We want to be able to identify all individuals who harbor BE in the most cost-effective way so as to facilitate surveillance and treatment as soon as it starts to progress. Ultimately, we want to stop anyone from ever developing EAC. To that end, we are currently working on the second generation of the balloon to make it even easier to swallow and even more effective in collecting cells. We’re also identifying biomarkers to distinguish between BE with versus without dysplasia.

In our current study, we tested many individuals who were already known to have BE – that is a standard way to investigate any new diagnostic test. Our next study will be designed to identify individuals with BE out of a general population studied in a national clinical trial at multiple centers.

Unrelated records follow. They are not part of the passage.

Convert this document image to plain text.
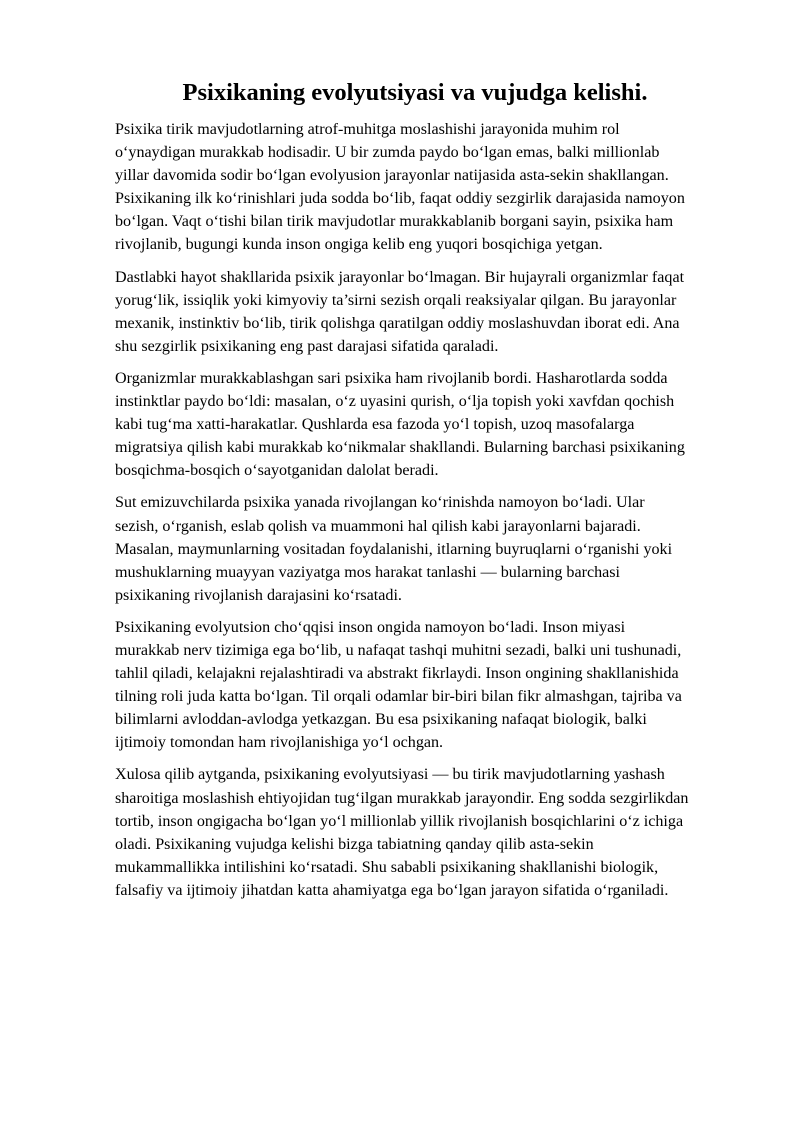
Psixikaning evolyutsiyasi va vujudga kelishi.

Psixika tirik mavjudotlarning atrof-muhitga moslashishi jarayonida muhim rol o‘ynaydigan murakkab hodisadir. U bir zumda paydo bo‘lgan emas, balki millionlab yillar davomida sodir bo‘lgan evolyusion jarayonlar natijasida asta-sekin shakllangan. Psixikaning ilk ko‘rinishlari juda sodda bo‘lib, faqat oddiy sezgirlik darajasida namoyon bo‘lgan. Vaqt o‘tishi bilan tirik mavjudotlar murakkablanib borgani sayin, psixika ham rivojlanib, bugungi kunda inson ongiga kelib eng yuqori bosqichiga yetgan.

Dastlabki hayot shakllarida psixik jarayonlar bo‘lmagan. Bir hujayrali organizmlar faqat yorug‘lik, issiqlik yoki kimyoviy ta’sirni sezish orqali reaksiyalar qilgan. Bu jarayonlar mexanik, instinktiv bo‘lib, tirik qolishga qaratilgan oddiy moslashuvdan iborat edi. Ana shu sezgirlik psixikaning eng past darajasi sifatida qaraladi.

Organizmlar murakkablashgan sari psixika ham rivojlanib bordi. Hasharotlarda sodda instinktlar paydo bo‘ldi: masalan, o‘z uyasini qurish, o‘lja topish yoki xavfdan qochish kabi tug‘ma xatti-harakatlar. Qushlarda esa fazoda yo‘l topish, uzoq masofalarga migratsiya qilish kabi murakkab ko‘nikmalar shakllandi. Bularning barchasi psixikaning bosqichma-bosqich o‘sayotganidan dalolat beradi.

Sut emizuvchilarda psixika yanada rivojlangan ko‘rinishda namoyon bo‘ladi. Ular sezish, o‘rganish, eslab qolish va muammoni hal qilish kabi jarayonlarni bajaradi. Masalan, maymunlarning vositadan foydalanishi, itlarning buyruqlarni o‘rganishi yoki mushuklarning muayyan vaziyatga mos harakat tanlashi — bularning barchasi psixikaning rivojlanish darajasini ko‘rsatadi.

Psixikaning evolyutsion cho‘qqisi inson ongida namoyon bo‘ladi. Inson miyasi murakkab nerv tizimiga ega bo‘lib, u nafaqat tashqi muhitni sezadi, balki uni tushunadi, tahlil qiladi, kelajakni rejalashtiradi va abstrakt fikrlaydi. Inson ongining shakllanishida tilning roli juda katta bo‘lgan. Til orqali odamlar bir-biri bilan fikr almashgan, tajriba va bilimlarni avloddan-avlodga yetkazgan. Bu esa psixikaning nafaqat biologik, balki ijtimoiy tomondan ham rivojlanishiga yo‘l ochgan.

Xulosa qilib aytganda, psixikaning evolyutsiyasi — bu tirik mavjudotlarning yashash sharoitiga moslashish ehtiyojidan tug‘ilgan murakkab jarayondir. Eng sodda sezgirlikdan tortib, inson ongigacha bo‘lgan yo‘l millionlab yillik rivojlanish bosqichlarini o‘z ichiga oladi. Psixikaning vujudga kelishi bizga tabiatning qanday qilib asta-sekin mukammallikka intilishini ko‘rsatadi. Shu sababli psixikaning shakllanishi biologik, falsafiy va ijtimoiy jihatdan katta ahamiyatga ega bo‘lgan jarayon sifatida o‘rganiladi.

It takes a multidisciplinary team to make such discoveries, and especially to translate them into practical advances for use in patients. We are lucky that at Case Western Reserve University and at University Hospitals Cleveland Medical Center we have such a team. Our work is truly the result of a team effort, involving gastroenterologist Amitabh Chak, pathologist Joseph Willis, molecular biologist Helen Moinova – and a medical oncologist and cancer geneticist (me).

We have also been fortunate to have tremendous support from the NIH, which has awarded us a Barrett’s Esophagus Translational Research Network (BETRNet) center, led by Dr. Chak and a GI Cancers Specialized Program of Research Excellence – GI SPORE that I lead.

Sanford Markowitz is the Markowitz-Ingalls Professor of Cancer Genetics, and Medical Oncologist and Colon Cancer Researcher at the Case Western Reserve University School of Medicine and University Hospitals Seidman Cancer Center, Cleveland, USA.